Yes, the abundance of the information on hand was enough to keep even the most serious gearheads happy. But that didn’t mean they couldn’t enjoy themselves.

OpenPOWER Redux

As I mentioned in last week’s Review, my main reason for being at GTC 2016 was to attend the parallel OpenPOWER Summit, and it did not disappoint. Guest analyst Joe Clabby (in this same issue of the Review) provides a terrific overview of the Summit, so I’ll offer thoughts on a couple of specific issues.

First, the continuing growth of both Foundation members (from the 130 announced last year to over 200 this year) and commercial solutions (adding 50 more solutions to the 30 introduced in 2015) suggests that the Foundation has real staying power (no pun intended). That’s partly due to the robustness of IBM’s POWER architecture, the leading force in RISC-based systems, as well as the growth of Linux-based solutions in on-premises and cloud computing.

But it also says something about the value of open source collaboration in initiating new business models and standards. Like most IT industry analysts, I’ve seen dozens of strategic partnerships and alliances try and mostly fail to drive forward from the starting line. In contrast, the OpenPOWER Foundation seems to be firing on all cylinders and accelerating with little, if any, resistance. The Foundation also seems to be lending momentum to IBM’s Power Systems organization, which noted a 4% increase in revenues during Q4 2015.

That was a significant improvement over recent quarters, but Power Systems’ performance also outshone most x86-based server vendors. That good news can’t all be attributed to the OpenPOWER Foundation’s success, but it seems reasonable to infer that some synergies exist. In particular, by nurturing new vendors, use cases and markets for POWER-based technologies, the Foundation is also emphasizing the continuing vitality of the POWER architecture. That’s all to the good for IBM.

Google and POWER

There were numerous news events and product announcements during the Summit, but the most impactful were those made by Foundation co-founder Google, which noted that it is developing (with Rackspace) a new server form factor based on IBM’s upcoming POWER9 processors. That was big news for two connected reasons: 1) the sheer size of Google’s market presence and hyperscale IT infrastructure, and 2) the company’s longstanding reticence in discussing its data center efforts and plans.

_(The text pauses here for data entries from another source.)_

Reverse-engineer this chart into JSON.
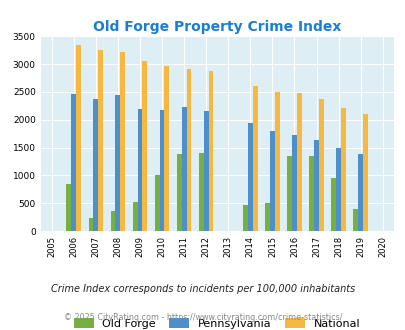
{
  "title": "Old Forge Property Crime Index",
  "years": [
    2005,
    2006,
    2007,
    2008,
    2009,
    2010,
    2011,
    2012,
    2013,
    2014,
    2015,
    2016,
    2017,
    2018,
    2019,
    2020
  ],
  "old_forge": [
    null,
    850,
    230,
    360,
    530,
    1000,
    1380,
    1410,
    null,
    460,
    510,
    1340,
    1340,
    950,
    400,
    null
  ],
  "pennsylvania": [
    null,
    2470,
    2380,
    2440,
    2200,
    2180,
    2230,
    2155,
    null,
    1940,
    1800,
    1720,
    1640,
    1490,
    1390,
    null
  ],
  "national": [
    null,
    3340,
    3250,
    3210,
    3050,
    2960,
    2920,
    2870,
    null,
    2600,
    2500,
    2480,
    2380,
    2210,
    2110,
    null
  ],
  "old_forge_color": "#76b041",
  "pennsylvania_color": "#4d8fcb",
  "national_color": "#f5b942",
  "bg_color": "#ddeef5",
  "grid_color": "#ffffff",
  "ylim": [
    0,
    3500
  ],
  "yticks": [
    0,
    500,
    1000,
    1500,
    2000,
    2500,
    3000,
    3500
  ],
  "legend_labels": [
    "Old Forge",
    "Pennsylvania",
    "National"
  ],
  "footnote1": "Crime Index corresponds to incidents per 100,000 inhabitants",
  "footnote2": "© 2025 CityRating.com - https://www.cityrating.com/crime-statistics/",
  "title_color": "#1a7fd4",
  "footnote1_color": "#222222",
  "footnote2_color": "#888888"
}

That Google is publicly discussing its current use of POWER-based systems was surprising enough, but even more so was this comment by Maire Mahoney, a Google engineering manager and a director on the OpenPOWER Foundation board: “We (Google) have ported our infrastructure onto the Power architecture. And most importantly, what that means is that our toolchain supports Power. So for our Google developers, enabling Power for their software applications is simply a matter of modifying a config file and off they go.”

In other words, Google has used software innovation to make shifting from one hardware platform to another an essentially trivial event. That should allow the company to easily leverage whichever processor/system best complements a specific application, workload or use case. But it also significantly lowers the risk of testing/adopting new silicon and system designs, and to quickly abandon those that fail to deliver the goods. Certainly immediately, and probably over the longer term, this is very good news for the POWER architecture.

Final analysis

Overall, GTC 2016 delivered the goods in terms of short term newsworthiness and long term strategic vision. NVIDIA’s past successes bolster the company’s new efforts in deep learning, hyperscale data centers and autonomous automobiles. If you’ve found new markets and use cases for innovative GPUs in the past, the future looks bright, indeed.

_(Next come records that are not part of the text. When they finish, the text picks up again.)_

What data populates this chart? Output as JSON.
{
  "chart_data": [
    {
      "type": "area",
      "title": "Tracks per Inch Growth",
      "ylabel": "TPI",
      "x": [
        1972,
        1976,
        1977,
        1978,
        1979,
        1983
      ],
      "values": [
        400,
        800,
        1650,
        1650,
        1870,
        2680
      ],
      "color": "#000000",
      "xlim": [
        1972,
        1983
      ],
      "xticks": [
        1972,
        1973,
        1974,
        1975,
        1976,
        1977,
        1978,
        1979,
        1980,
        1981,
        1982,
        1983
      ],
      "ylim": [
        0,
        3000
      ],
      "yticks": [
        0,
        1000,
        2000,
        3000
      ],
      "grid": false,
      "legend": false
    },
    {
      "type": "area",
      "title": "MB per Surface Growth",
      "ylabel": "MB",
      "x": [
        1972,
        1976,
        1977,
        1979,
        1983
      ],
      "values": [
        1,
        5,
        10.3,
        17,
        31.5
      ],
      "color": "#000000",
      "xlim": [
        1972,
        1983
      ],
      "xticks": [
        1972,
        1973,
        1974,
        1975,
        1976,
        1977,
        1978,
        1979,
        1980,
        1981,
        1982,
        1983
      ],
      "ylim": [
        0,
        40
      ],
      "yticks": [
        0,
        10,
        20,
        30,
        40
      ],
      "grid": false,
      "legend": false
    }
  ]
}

A bright future also seems probable for the OpenPOWER Foundation and its growing member roster. That was evident in the expanding depth and breadth of new POWER-based data center solutions. But Google’s willingness to break silence and discuss its current and future use of OpenPOWER technologies bodes well for the Foundation.

In fact, it seems likely that GTC 2017 will feature significant announcements and surprises. After this year’s conference, anything seems possible.